Issue: Whether or not Tupaz can escape liability in violation of the Trust Receipt Law by
the delayed payment of the bolo
Held: A corporate representative signing as a solidary guarantee as corporate
representative did not undertake to guarantee personally the payment of the
corporations debts. In the trust receipt dated 9 October 1981, petitioners signed below
this clause as officers of El Oro Corporation. Thus, under petitioner Petronila Tupazs
signature are the words Vice-PresTreasurer and under petitioner Jose Tupazs
signature are the words Vice-PresOperations. By so signing that trust receipt,
petitioners did not bind themselves personally liable for El Oro Corporations obligation.
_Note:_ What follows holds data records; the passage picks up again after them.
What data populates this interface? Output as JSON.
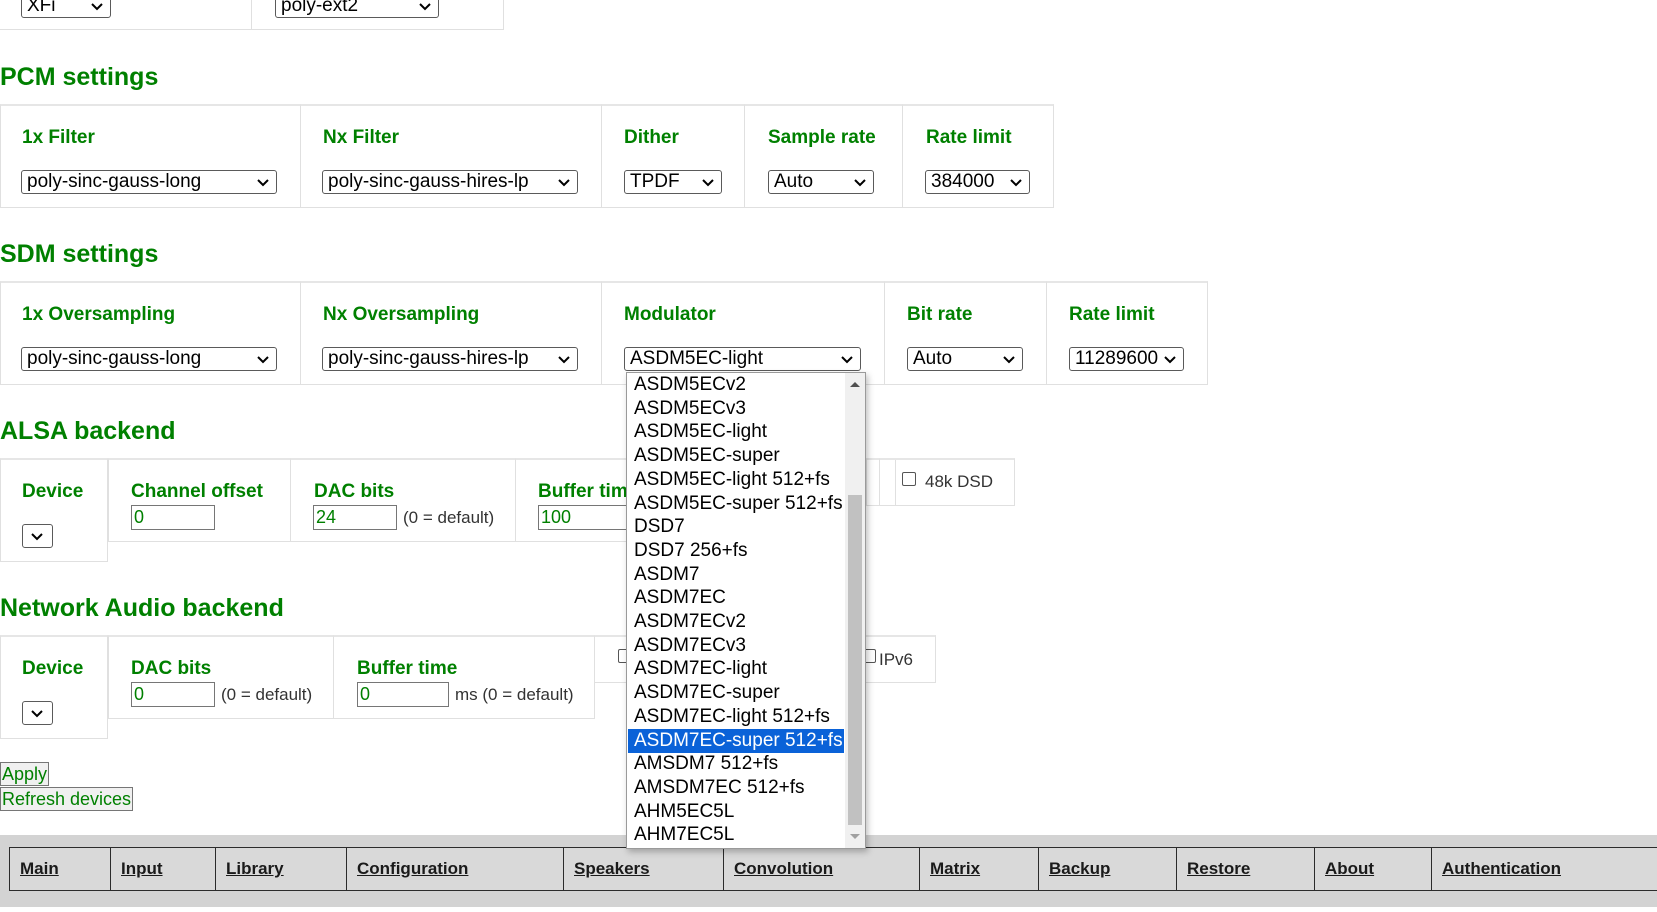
{
  "top_partial": {
    "select1_value": "XFi",
    "select2_value": "poly-ext2"
  },
  "pcm": {
    "heading": "PCM settings",
    "filter1x": {
      "label": "1x Filter",
      "value": "poly-sinc-gauss-long"
    },
    "filterNx": {
      "label": "Nx Filter",
      "value": "poly-sinc-gauss-hires-lp"
    },
    "dither": {
      "label": "Dither",
      "value": "TPDF"
    },
    "sample_rate": {
      "label": "Sample rate",
      "value": "Auto"
    },
    "rate_limit": {
      "label": "Rate limit",
      "value": "384000"
    }
  },
  "sdm": {
    "heading": "SDM settings",
    "os1x": {
      "label": "1x Oversampling",
      "value": "poly-sinc-gauss-long"
    },
    "osNx": {
      "label": "Nx Oversampling",
      "value": "poly-sinc-gauss-hires-lp"
    },
    "modulator": {
      "label": "Modulator",
      "value": "ASDM5EC-light"
    },
    "bit_rate": {
      "label": "Bit rate",
      "value": "Auto"
    },
    "rate_limit": {
      "label": "Rate limit",
      "value": "11289600"
    }
  },
  "alsa": {
    "heading": "ALSA backend",
    "device_label": "Device",
    "channel_offset": {
      "label": "Channel offset",
      "value": "0"
    },
    "dac_bits": {
      "label": "DAC bits",
      "value": "24",
      "hint": "(0 = default)"
    },
    "buffer_time": {
      "label": "Buffer tim",
      "value": "100"
    },
    "dsd48k_label": "48k DSD"
  },
  "network": {
    "heading": "Network Audio backend",
    "device_label": "Device",
    "dac_bits": {
      "label": "DAC bits",
      "value": "0",
      "hint": "(0 = default)"
    },
    "buffer_time": {
      "label": "Buffer time",
      "value": "0",
      "hint": "ms (0 = default)"
    },
    "ipv6_label": "IPv6"
  },
  "buttons": {
    "apply": "Apply",
    "refresh": "Refresh devices"
  },
  "modulator_dropdown": {
    "options": [
      "ASDM5ECv2",
      "ASDM5ECv3",
      "ASDM5EC-light",
      "ASDM5EC-super",
      "ASDM5EC-light 512+fs",
      "ASDM5EC-super 512+fs",
      "DSD7",
      "DSD7 256+fs",
      "ASDM7",
      "ASDM7EC",
      "ASDM7ECv2",
      "ASDM7ECv3",
      "ASDM7EC-light",
      "ASDM7EC-super",
      "ASDM7EC-light 512+fs",
      "ASDM7EC-super 512+fs",
      "AMSDM7 512+fs",
      "AMSDM7EC 512+fs",
      "AHM5EC5L",
      "AHM7EC5L"
    ],
    "highlighted": "ASDM7EC-super 512+fs"
  },
  "nav": [
    "Main",
    "Input",
    "Library",
    "Configuration",
    "Speakers",
    "Convolution",
    "Matrix",
    "Backup",
    "Restore",
    "About",
    "Authentication"
  ],
  "colors": {
    "heading_green": "#008000",
    "highlight_blue": "#0a62d8",
    "nav_bg": "#d3d3d3"
  }
}
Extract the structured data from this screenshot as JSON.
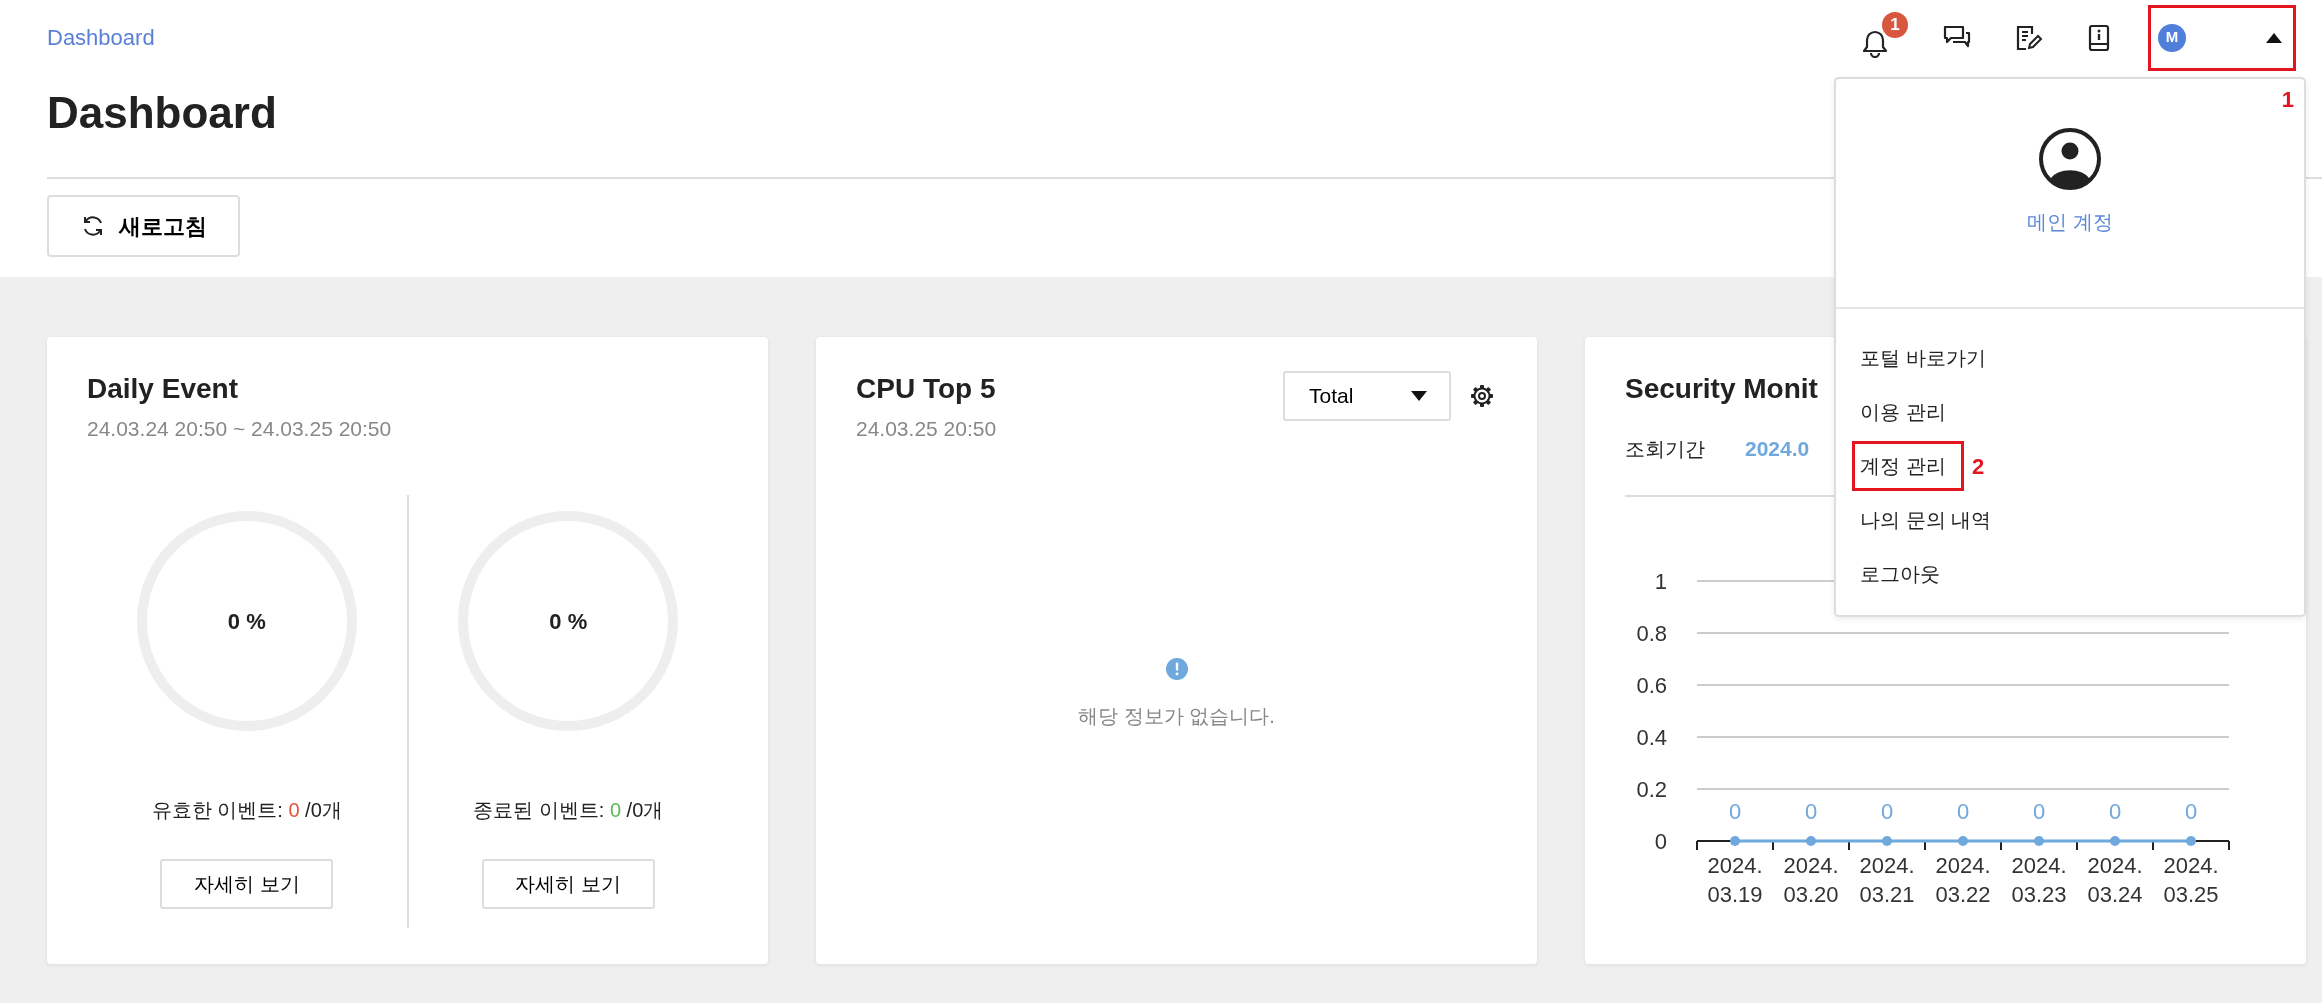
{
  "breadcrumb": "Dashboard",
  "page_title": "Dashboard",
  "header": {
    "notification_count": "1",
    "user_initial": "M",
    "user_annotation": "1"
  },
  "user_menu": {
    "account_label": "메인 계정",
    "items": [
      {
        "label": "포털 바로가기"
      },
      {
        "label": "이용 관리"
      },
      {
        "label": "계정 관리",
        "annotation": "2"
      },
      {
        "label": "나의 문의 내역"
      },
      {
        "label": "로그아웃"
      }
    ]
  },
  "refresh_button": "새로고침",
  "daily_event": {
    "title": "Daily Event",
    "period": "24.03.24 20:50 ~ 24.03.25 20:50",
    "gauges": [
      {
        "percent": "0 %",
        "label": "유효한 이벤트:",
        "count": "0",
        "total": "/0개",
        "color": "#e0533c",
        "button": "자세히 보기",
        "level": 0
      },
      {
        "percent": "0 %",
        "label": "종료된 이벤트:",
        "count": "0",
        "total": "/0개",
        "color": "#5cb85c",
        "button": "자세히 보기",
        "level": 0
      }
    ]
  },
  "cpu_top5": {
    "title": "CPU Top 5",
    "time": "24.03.25 20:50",
    "select": "Total",
    "empty_message": "해당 정보가 없습니다."
  },
  "security_monitor": {
    "title": "Security Monit",
    "period_label": "조회기간",
    "period_value": "2024.0",
    "chart_data": {
      "type": "line",
      "categories": [
        "2024. 03.19",
        "2024. 03.20",
        "2024. 03.21",
        "2024. 03.22",
        "2024. 03.23",
        "2024. 03.24",
        "2024. 03.25"
      ],
      "series": [
        {
          "color": "#6fa8dc",
          "values": [
            0,
            0,
            0,
            0,
            0,
            0,
            0
          ],
          "marker": true
        }
      ],
      "grid": true,
      "ylim": [
        0,
        1
      ],
      "yticks": [
        0,
        0.2,
        0.4,
        0.6,
        0.8,
        1
      ],
      "data_labels": true
    }
  }
}
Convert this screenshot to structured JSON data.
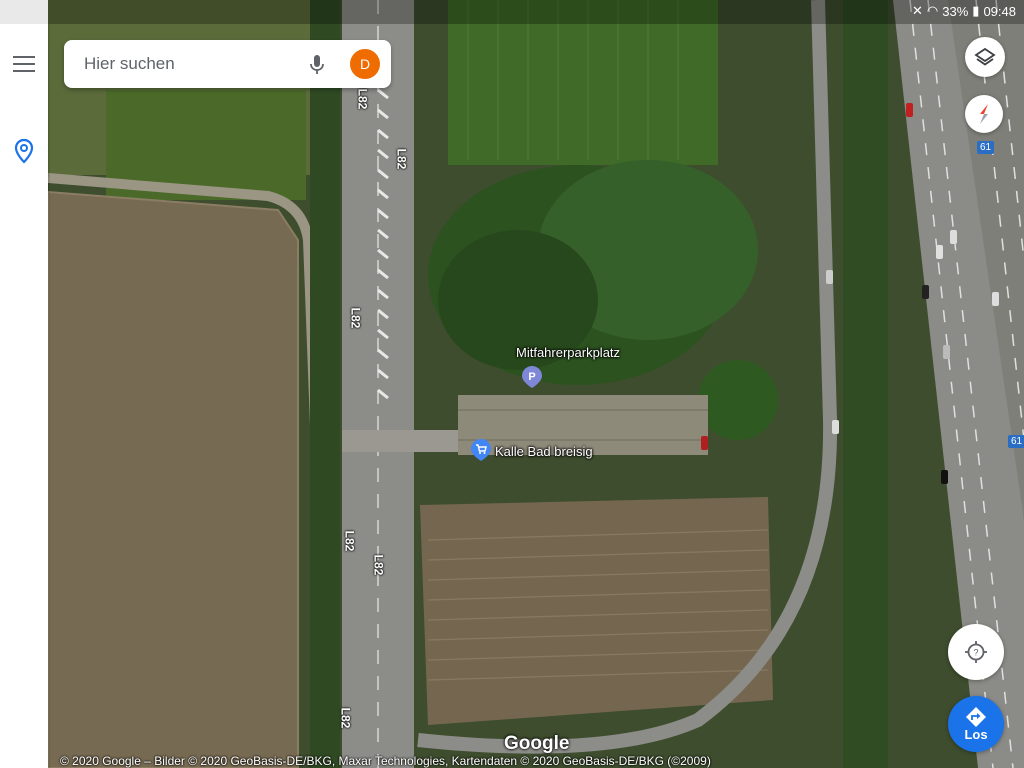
{
  "status_bar": {
    "battery": "33%",
    "time": "09:48"
  },
  "search": {
    "placeholder": "Hier suchen",
    "avatar_letter": "D"
  },
  "map": {
    "road_labels": [
      "L82",
      "L82",
      "L82",
      "L82",
      "L82",
      "L82"
    ],
    "route_badges": [
      "61",
      "61"
    ],
    "places": {
      "parking": "Mitfahrerparkplatz",
      "shop": "Kalle Bad breisig"
    },
    "logo": "Google",
    "copyright": "© 2020 Google – Bilder © 2020 GeoBasis-DE/BKG, Maxar Technologies, Kartendaten © 2020 GeoBasis-DE/BKG (©2009)"
  },
  "buttons": {
    "go_label": "Los"
  },
  "icons": {
    "menu": "menu-icon",
    "pin": "location-pin-icon",
    "mic": "mic-icon",
    "layers": "layers-icon",
    "compass": "compass-icon",
    "locate": "my-location-icon",
    "directions": "directions-icon",
    "parking": "parking-icon",
    "shopping": "shopping-cart-icon"
  },
  "colors": {
    "accent": "#1a73e8",
    "avatar": "#ef6c00"
  }
}
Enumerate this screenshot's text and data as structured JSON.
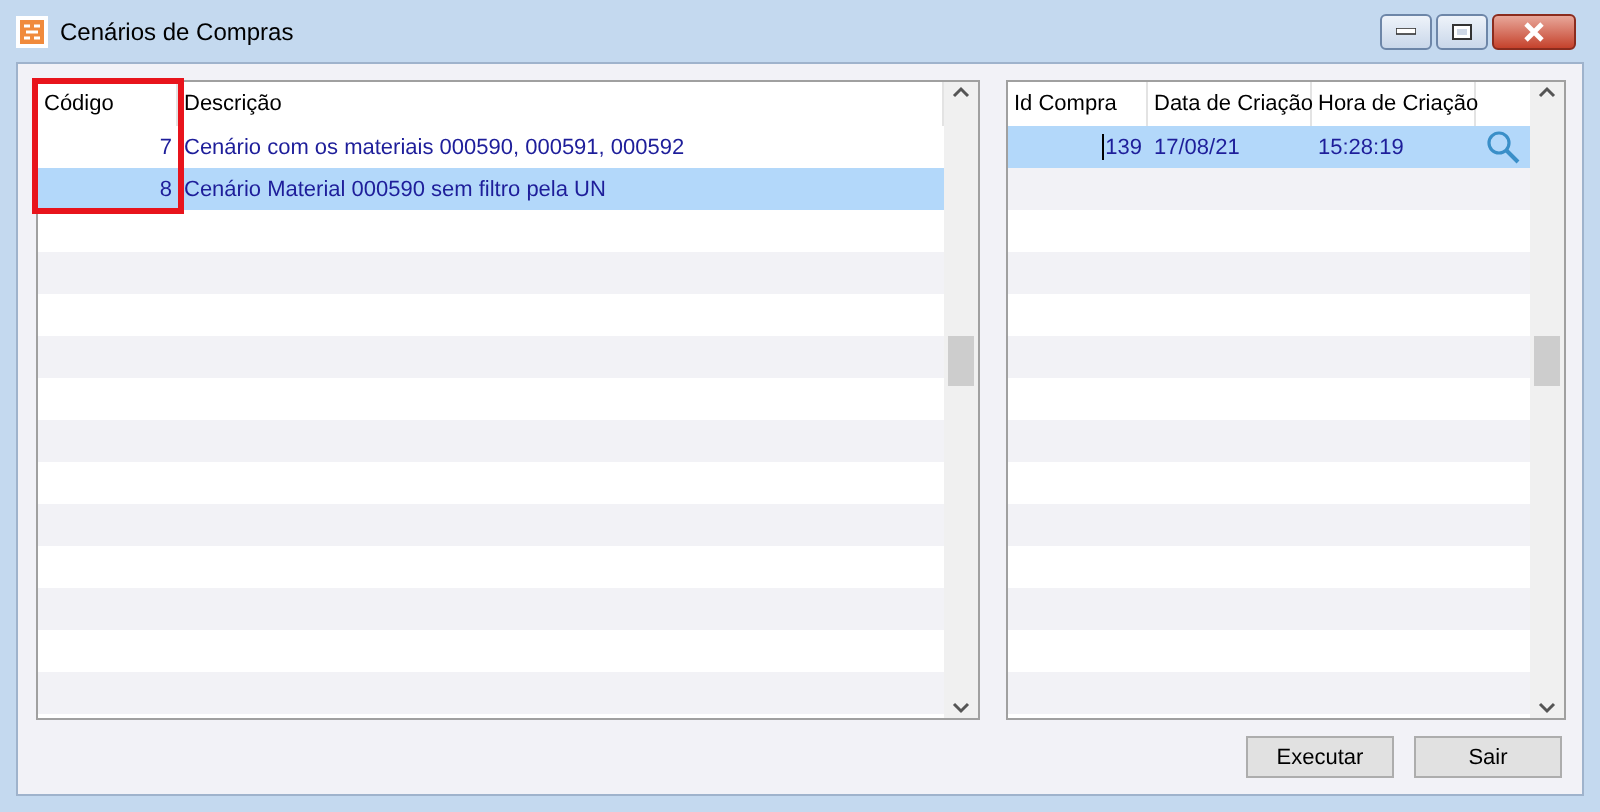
{
  "window": {
    "title": "Cenários de Compras"
  },
  "scenarios": {
    "columns": [
      {
        "label": "Código",
        "highlighted": true
      },
      {
        "label": "Descrição",
        "highlighted": false
      }
    ],
    "rows": [
      {
        "code": "7",
        "description": "Cenário com os materiais 000590, 000591, 000592",
        "selected": false
      },
      {
        "code": "8",
        "description": "Cenário Material 000590 sem filtro pela UN",
        "selected": true
      }
    ]
  },
  "purchases": {
    "columns": [
      "Id Compra",
      "Data de Criação",
      "Hora de Criação"
    ],
    "rows": [
      {
        "id": "139",
        "date": "17/08/21",
        "time": "15:28:19",
        "selected": true
      }
    ]
  },
  "buttons": [
    {
      "label": "Executar"
    },
    {
      "label": "Sair"
    }
  ]
}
In Ong v. Court of Appeals, a corporate representative signed a solidary guarantee
clause in two trust receipts in his capacity as corporate representative. There, the Court
held that the corporate representative did not undertake to guarantee personally the
payment of the corporations debts.
A corporation, being a juridical entity, may act only through its directors, officers, and
employees. Debts incurred by these individuals, acting as such corporate agents, are
not theirs but the direct liability of the corporation they represent. As an exception,
directors or officers are personally liable for the corporations debts only if they so
contractually agree or stipulate. ; Excussion is not a prerequisite to secure judgment
against a guarantor; The benefit of excussion may be waived.